CIPD warns of ‘jobs-light recovery’

Monday, 14 September 2009

Last week - a year on from the near-collapse of the global banking system - there was a fair sprinkling of encouraging news on the economic and, finally, employment fronts.  But a new CIPD report urges caution.

Jobs: The Impact of Recession and Prospects for Recovery' aims to provide an assessment of the recession's overall impact on the labour market, and considers what might happen to jobs once the economy begins to recover.

The report posits three possible scenarios:

- a ‘jobs-lined recovery' (i.e. a strong, sustained rebound in global demand and investment enabling employers to create jobs, with a return to pre-recession unemployment rates by the end of 2012);

- a ‘jobs-light recovery' (i.e. a modest, sustained economic recovery enabling a gradual increase in job creation, with recruitment only slightly exceeding redundancies and no prospect of a return to pre-recession employment rates before 2015);

- a ‘jobs-loss recovery' (i.e. a weak, uncertain economic recovery with further recruitment cutbacks, renewed redundancies, unemployment rising well beyond 2010 to a peak of at least 3.5m and no prospect of returning to pre-recession unemployment rates for at least a decade).

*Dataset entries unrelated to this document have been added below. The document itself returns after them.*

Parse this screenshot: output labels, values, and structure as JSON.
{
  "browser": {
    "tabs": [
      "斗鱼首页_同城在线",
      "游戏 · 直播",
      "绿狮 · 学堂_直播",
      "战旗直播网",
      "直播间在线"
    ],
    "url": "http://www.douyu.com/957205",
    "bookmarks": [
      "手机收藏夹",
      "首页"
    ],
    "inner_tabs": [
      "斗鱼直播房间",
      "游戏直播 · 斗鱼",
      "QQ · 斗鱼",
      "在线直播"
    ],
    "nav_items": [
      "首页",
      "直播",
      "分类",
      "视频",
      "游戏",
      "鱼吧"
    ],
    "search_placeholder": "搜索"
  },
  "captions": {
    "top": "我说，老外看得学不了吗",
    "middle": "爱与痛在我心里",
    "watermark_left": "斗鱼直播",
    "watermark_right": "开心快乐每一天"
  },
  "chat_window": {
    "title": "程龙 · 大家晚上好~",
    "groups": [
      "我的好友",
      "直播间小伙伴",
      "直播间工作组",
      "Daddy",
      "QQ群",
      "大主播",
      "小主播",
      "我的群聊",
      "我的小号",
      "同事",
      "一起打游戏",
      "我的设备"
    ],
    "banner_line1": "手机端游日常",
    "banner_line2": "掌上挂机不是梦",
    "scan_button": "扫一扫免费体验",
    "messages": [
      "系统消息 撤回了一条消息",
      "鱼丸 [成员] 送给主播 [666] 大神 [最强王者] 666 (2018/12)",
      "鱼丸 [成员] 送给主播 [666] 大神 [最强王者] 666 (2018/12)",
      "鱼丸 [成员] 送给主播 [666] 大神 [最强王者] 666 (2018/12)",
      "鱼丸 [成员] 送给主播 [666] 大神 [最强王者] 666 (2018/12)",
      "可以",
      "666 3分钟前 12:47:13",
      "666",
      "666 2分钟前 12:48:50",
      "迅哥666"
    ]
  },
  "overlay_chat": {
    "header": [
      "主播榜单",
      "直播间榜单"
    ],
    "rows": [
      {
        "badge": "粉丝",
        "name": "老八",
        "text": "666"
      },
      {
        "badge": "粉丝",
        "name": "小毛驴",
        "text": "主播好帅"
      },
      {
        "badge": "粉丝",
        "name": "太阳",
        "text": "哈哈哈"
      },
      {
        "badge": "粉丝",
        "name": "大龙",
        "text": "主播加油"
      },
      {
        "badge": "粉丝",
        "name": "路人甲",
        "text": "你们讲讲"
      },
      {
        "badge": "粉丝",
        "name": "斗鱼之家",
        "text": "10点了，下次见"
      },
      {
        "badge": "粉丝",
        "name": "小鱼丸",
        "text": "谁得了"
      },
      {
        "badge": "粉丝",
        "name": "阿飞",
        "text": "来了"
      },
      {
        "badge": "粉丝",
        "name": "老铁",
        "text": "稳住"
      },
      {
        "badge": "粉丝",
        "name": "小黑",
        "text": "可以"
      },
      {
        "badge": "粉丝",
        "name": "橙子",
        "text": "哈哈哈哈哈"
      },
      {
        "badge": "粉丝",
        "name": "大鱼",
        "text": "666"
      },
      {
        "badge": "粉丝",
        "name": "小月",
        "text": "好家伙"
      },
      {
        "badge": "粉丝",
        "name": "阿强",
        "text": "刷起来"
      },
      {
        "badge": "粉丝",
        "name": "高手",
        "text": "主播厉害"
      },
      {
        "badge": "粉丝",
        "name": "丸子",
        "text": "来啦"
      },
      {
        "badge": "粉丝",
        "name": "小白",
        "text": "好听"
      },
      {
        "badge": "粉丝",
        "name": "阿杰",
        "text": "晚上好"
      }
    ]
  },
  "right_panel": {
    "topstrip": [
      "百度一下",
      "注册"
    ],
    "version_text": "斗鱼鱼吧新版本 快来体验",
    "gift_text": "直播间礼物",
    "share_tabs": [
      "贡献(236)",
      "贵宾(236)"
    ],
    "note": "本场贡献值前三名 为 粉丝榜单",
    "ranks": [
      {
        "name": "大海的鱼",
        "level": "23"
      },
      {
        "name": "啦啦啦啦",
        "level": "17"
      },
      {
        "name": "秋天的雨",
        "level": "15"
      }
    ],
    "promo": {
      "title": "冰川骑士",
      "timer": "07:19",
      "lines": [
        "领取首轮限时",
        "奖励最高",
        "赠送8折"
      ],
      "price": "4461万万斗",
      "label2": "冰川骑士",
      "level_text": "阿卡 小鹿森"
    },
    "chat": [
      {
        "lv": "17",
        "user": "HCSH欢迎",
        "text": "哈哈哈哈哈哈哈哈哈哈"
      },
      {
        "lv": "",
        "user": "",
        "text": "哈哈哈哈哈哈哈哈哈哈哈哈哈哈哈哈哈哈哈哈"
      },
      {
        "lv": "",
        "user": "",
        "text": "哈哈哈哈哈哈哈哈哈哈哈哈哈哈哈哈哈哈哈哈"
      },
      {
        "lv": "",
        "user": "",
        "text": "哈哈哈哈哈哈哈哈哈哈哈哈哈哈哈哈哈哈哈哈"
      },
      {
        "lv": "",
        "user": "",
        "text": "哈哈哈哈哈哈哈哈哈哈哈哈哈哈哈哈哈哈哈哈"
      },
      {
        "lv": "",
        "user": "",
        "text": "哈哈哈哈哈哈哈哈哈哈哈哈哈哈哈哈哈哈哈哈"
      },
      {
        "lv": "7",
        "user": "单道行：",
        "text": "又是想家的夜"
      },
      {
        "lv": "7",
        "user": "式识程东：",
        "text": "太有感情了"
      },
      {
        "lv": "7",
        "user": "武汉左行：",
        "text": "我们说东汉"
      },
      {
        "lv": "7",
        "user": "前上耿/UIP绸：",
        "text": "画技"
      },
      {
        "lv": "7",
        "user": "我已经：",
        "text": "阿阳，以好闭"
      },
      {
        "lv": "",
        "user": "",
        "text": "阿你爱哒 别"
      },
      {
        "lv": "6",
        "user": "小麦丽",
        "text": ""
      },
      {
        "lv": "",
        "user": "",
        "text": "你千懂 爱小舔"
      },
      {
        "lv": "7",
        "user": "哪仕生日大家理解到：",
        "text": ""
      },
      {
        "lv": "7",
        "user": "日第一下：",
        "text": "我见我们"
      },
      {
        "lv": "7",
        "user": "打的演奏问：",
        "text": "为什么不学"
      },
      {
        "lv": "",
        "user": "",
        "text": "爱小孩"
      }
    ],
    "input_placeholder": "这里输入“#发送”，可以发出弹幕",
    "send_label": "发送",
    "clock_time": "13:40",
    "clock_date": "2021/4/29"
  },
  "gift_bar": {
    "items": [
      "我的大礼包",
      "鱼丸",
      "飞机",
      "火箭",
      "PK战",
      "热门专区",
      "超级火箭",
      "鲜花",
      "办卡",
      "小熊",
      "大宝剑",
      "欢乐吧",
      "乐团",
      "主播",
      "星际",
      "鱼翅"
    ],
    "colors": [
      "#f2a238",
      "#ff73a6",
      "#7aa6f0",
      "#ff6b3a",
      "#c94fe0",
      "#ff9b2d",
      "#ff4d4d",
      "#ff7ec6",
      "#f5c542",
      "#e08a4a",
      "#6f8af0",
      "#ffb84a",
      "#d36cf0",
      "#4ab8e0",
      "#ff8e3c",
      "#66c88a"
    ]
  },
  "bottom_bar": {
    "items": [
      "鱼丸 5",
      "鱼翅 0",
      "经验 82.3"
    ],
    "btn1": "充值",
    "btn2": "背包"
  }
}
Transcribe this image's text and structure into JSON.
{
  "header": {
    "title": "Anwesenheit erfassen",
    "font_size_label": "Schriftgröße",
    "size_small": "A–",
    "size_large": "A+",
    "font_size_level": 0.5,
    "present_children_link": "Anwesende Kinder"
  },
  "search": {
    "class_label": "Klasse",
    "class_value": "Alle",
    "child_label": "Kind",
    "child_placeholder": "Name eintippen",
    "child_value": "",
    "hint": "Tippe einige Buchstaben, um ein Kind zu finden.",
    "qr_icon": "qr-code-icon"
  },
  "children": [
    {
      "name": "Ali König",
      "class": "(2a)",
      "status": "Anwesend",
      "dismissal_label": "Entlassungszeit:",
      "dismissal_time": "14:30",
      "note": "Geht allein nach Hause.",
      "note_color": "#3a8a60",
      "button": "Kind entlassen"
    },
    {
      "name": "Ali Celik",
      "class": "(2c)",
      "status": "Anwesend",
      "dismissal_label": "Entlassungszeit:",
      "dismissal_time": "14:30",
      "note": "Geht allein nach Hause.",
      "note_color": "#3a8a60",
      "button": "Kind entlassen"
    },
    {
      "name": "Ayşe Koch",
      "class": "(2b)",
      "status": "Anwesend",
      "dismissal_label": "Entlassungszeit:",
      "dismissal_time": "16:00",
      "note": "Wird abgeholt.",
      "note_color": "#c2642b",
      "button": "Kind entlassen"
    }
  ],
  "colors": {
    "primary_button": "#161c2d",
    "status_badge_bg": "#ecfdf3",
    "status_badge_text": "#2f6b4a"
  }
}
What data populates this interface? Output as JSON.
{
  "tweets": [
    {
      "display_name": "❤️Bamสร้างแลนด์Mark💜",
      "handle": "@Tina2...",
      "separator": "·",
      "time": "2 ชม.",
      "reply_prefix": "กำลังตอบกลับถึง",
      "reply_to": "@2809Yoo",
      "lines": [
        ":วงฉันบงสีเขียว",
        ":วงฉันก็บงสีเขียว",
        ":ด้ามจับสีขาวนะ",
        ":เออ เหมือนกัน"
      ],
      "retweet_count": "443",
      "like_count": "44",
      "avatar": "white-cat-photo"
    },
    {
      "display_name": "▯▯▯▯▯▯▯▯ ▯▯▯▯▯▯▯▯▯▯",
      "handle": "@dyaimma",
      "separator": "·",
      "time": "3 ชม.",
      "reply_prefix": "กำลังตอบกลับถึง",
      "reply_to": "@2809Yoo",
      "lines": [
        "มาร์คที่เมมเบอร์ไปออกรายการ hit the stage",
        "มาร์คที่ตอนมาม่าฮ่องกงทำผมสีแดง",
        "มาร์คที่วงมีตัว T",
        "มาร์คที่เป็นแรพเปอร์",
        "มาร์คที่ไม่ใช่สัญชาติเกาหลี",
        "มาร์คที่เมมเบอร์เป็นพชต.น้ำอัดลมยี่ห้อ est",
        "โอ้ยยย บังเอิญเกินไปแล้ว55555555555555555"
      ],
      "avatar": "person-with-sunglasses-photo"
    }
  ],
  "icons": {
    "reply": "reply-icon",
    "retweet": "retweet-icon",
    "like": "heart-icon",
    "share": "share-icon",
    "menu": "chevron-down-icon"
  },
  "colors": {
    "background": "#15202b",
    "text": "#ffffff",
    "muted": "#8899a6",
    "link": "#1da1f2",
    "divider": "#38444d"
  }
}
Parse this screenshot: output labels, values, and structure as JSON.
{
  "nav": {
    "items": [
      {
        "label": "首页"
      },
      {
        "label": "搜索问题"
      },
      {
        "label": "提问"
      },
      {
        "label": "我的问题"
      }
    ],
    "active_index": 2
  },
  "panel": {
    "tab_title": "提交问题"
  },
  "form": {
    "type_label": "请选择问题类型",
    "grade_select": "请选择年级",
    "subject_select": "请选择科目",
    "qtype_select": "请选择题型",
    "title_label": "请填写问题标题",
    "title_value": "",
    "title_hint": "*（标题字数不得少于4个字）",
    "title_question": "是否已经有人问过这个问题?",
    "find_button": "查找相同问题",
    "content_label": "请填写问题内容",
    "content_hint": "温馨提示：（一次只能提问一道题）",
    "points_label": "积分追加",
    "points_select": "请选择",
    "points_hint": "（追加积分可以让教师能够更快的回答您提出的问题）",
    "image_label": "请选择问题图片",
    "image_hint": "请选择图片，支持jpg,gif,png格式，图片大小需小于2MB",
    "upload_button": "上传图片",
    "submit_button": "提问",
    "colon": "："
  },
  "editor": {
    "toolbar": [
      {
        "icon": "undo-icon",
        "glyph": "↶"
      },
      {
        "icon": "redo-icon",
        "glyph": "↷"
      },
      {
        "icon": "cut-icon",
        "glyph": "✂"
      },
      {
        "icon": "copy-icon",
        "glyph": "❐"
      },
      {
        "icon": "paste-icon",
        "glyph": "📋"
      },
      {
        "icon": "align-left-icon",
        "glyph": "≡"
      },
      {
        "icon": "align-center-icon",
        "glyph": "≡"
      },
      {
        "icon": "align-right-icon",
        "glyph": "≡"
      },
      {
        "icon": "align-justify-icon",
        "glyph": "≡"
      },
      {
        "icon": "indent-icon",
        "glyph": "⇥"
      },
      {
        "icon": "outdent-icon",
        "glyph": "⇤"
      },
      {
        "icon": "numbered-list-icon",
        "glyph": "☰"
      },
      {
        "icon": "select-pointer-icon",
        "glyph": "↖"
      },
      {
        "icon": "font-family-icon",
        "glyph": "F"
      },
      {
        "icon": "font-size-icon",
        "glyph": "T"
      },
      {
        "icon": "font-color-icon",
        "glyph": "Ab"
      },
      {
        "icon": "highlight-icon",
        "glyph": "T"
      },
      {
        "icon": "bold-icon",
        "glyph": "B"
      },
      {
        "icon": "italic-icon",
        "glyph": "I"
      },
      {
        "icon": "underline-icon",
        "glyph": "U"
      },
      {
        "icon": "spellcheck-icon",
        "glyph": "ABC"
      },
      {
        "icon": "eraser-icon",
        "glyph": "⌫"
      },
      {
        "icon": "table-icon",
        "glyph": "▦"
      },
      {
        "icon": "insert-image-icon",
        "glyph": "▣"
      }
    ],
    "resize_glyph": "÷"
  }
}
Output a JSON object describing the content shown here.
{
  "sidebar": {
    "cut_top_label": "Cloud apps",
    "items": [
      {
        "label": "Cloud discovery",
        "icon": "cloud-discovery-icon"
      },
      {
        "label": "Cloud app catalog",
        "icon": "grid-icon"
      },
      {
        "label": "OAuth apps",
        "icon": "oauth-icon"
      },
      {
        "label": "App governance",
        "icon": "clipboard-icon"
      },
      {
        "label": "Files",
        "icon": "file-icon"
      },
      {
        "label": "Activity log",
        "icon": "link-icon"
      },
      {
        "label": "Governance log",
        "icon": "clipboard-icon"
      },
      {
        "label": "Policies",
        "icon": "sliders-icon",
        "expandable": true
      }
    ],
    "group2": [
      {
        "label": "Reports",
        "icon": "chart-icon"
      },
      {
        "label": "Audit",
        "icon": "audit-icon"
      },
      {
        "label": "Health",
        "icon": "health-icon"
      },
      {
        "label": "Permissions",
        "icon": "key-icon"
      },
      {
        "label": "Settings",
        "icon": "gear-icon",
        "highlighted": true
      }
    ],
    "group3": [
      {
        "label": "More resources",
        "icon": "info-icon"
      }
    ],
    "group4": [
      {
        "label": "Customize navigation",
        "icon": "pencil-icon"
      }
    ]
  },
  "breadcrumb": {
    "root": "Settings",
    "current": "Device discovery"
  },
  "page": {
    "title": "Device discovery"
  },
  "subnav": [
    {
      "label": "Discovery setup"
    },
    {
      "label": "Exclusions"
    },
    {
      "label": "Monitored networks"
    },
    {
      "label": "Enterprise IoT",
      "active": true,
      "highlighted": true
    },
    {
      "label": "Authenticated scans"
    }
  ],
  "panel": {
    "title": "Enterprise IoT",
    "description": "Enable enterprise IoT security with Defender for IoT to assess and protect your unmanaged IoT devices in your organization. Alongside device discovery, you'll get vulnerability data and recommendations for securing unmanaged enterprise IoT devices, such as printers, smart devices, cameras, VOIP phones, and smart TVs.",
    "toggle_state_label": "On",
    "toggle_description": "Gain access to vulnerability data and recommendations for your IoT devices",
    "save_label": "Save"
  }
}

CIPD chief economist John Philpott seems to be anticipating the middle option.  "Unless the economy rebounds from recession far more strongly than most economists expect, the likelihood is that the recovery will be broadly jobs-light, resulting in a slow grind back toward the pre-recession rate of unemployment," he says, but adds "while a jobs-loss recovery is not the most likely scenario, it remains a distinct possibility."

The report includes a number of other interesting findings.  The percentage fall in employment during the current recession has been less than a third as big as the percentage contraction in the economy, for example, representing a much lower ‘job distress ratio' than the recessions of the 1980s and '90s.  In addition, the burden of job losses has been shared much more evenly across the workforce as a whole (demonstrating, according to the CIPD, that "Britain's flexible labour market is good for jobs and social well being").

The report also suggests that, from this autumn, the onward climb of unemployment towards the 3m mark next year is likely to be "more of a crawl than a rush".